From Girlie Man To Manly Man

This photo was taken in the summer of 1977 just prior to starting my senior year in high school. In September 1977 (I had just turned 17 in August) I quit high school and joined the United States Marine Corps. You could actually do that in those days but you had to score higher on the entrance tests than a graduate. I arrived at Parris Island, S.C. on December 6, 1977 for what was the most interesting and difficult experience of my young life. The second photo was taken in February 1978 just prior to graduation from USMC boot camp at Parris Island. Needless to say the barbers had fun with me. In about a minute all the hair was on the floor to be swept up with all the others like the dregs of childhood.

I’m not sure why I took such a radical step. I was skipping school, drinking heavily (we were often in the ABC store parking lot waiting for them to open) and smoking all the marijuana I could inhale. I was very much a social outcast in high school and had very few friends. School was boring. I could do the work without much effort but had no interest in being seen as someone who actually cared about their grades. Life was beginning to spiral out of control.

I wanted a real challenge, wanted to prove myself, wanted to be a man. My decision shocked everyone and almost everyone said I could never do it. Once my mother recovered from her initial shock she was very supportive and kept her fears under control. Most everyone saw me as a very shy, introverted loner (which I was) with no real potential (there they were wrong).

The train and bus journey from Waynesboro, Virginia to Parris Island ended at about 3:00 a.m. A Drill Instructor stormed onto the bus and thus began a journey that in many ways will end only with my death. It was the beginning of my voyage of discovery, the initiation into manhood, the making of a warrior. It is a journey with many twists and turns and a very sad ending. More later.

8 comments:

Fr. James Early said...

I look forward to reading more.

Semper Fi!

elizabeth said...

The tracing of one's life is never simple. I enjoyed reading this.

Now if we only knew what to do in the present. Other than to be present to it.

My best wishes.

King of Peace said...

Thanks for sharing. But in what sense has it ended? Waiting for more.

s-p said...

OK...I'm hooked. Good job!

Philippa said...

Wow! The photo brought back many memories of my own high school days - a 1977 grad.

I, like the rest, look forward to the remaining story.

Ian said...

What they wrote.

Thank you for sharing. I considered it blessed to enter, in a small way, into your life and experiences through your writing.

amy said...

Thanks for serving; I look forward to hearing more of your story .

God Bless

Kris R said...

I also hope you write more about your experience. I've only seen a story similar to this from a daughter's point of view. A while ago my father was a musician, a high school dropout, highly intelligent IQ-wise but drifting, and he made a sudden decision at 17years old to join the Marines.

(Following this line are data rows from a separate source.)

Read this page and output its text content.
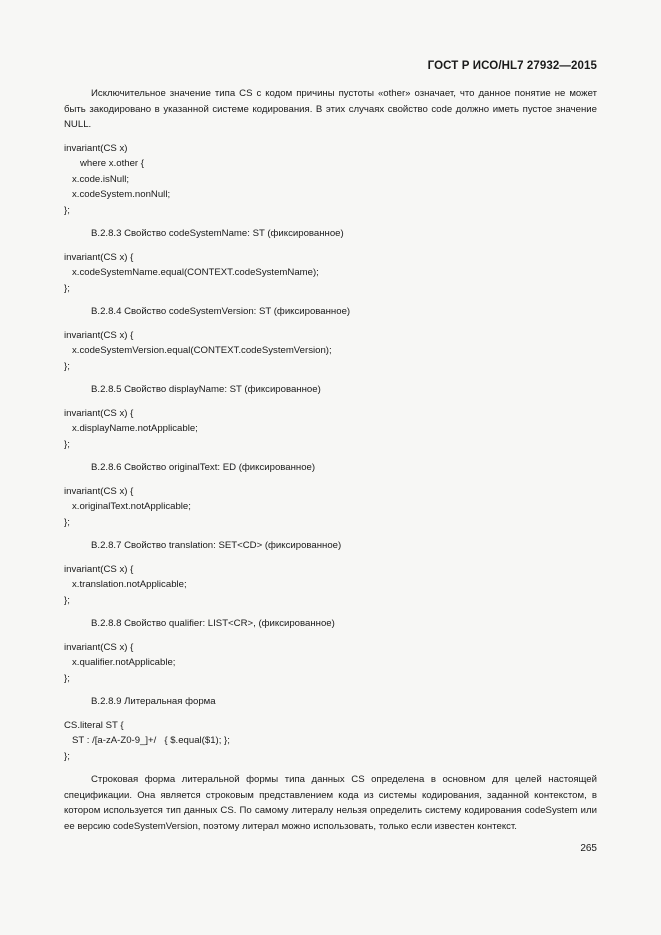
ГОСТ Р ИСО/HL7 27932—2015

Исключительное значение типа CS с кодом причины пустоты «other» означает, что данное понятие не может быть закодировано в указанной системе кодирования. В этих случаях свойство code должно иметь пустое значение NULL.

invariant(CS x)
where x.other {
x.code.isNull;
x.codeSystem.nonNull;
};

B.2.8.3 Свойство codeSystemName: ST (фиксированное)

invariant(CS x) {
x.codeSystemName.equal(CONTEXT.codeSystemName);
};

B.2.8.4 Свойство codeSystemVersion: ST (фиксированное)

invariant(CS x) {
x.codeSystemVersion.equal(CONTEXT.codeSystemVersion);
};

B.2.8.5 Свойство displayName: ST (фиксированное)

invariant(CS x) {
x.displayName.notApplicable;
};

B.2.8.6 Свойство originalText: ED (фиксированное)

invariant(CS x) {
x.originalText.notApplicable;
};

B.2.8.7 Свойство translation: SET<CD> (фиксированное)

invariant(CS x) {
x.translation.notApplicable;
};

B.2.8.8 Свойство qualifier: LIST<CR>, (фиксированное)

invariant(CS x) {
x.qualifier.notApplicable;
};

B.2.8.9 Литеральная форма

CS.literal ST {
ST : /[a-zA-Z0-9_]+/   { $.equal($1); };
};

Строковая форма литеральной формы типа данных CS определена в основном для целей настоящей спецификации. Она является строковым представлением кода из системы кодирования, заданной контекстом, в котором используется тип данных CS. По самому литералу нельзя определить систему кодирования codeSystem или ее версию codeSystemVersion, поэтому литерал можно использовать, только если известен контекст.

265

He says he doesn't know why, but I think deep down there was an attraction to the high standards of self-discipline, moral values, cleanliness, and orderliness. In spite of rough teenage years, I think the Corps was able to bring out the best in him, and he always held himself to those higher Marine Corps standards.

He is still alive today, but I have his uniform, his medals, and pictures of his days as a Marine; and I cherish them. You're the father of daughters; I'm proud to be the daughter of a Marine.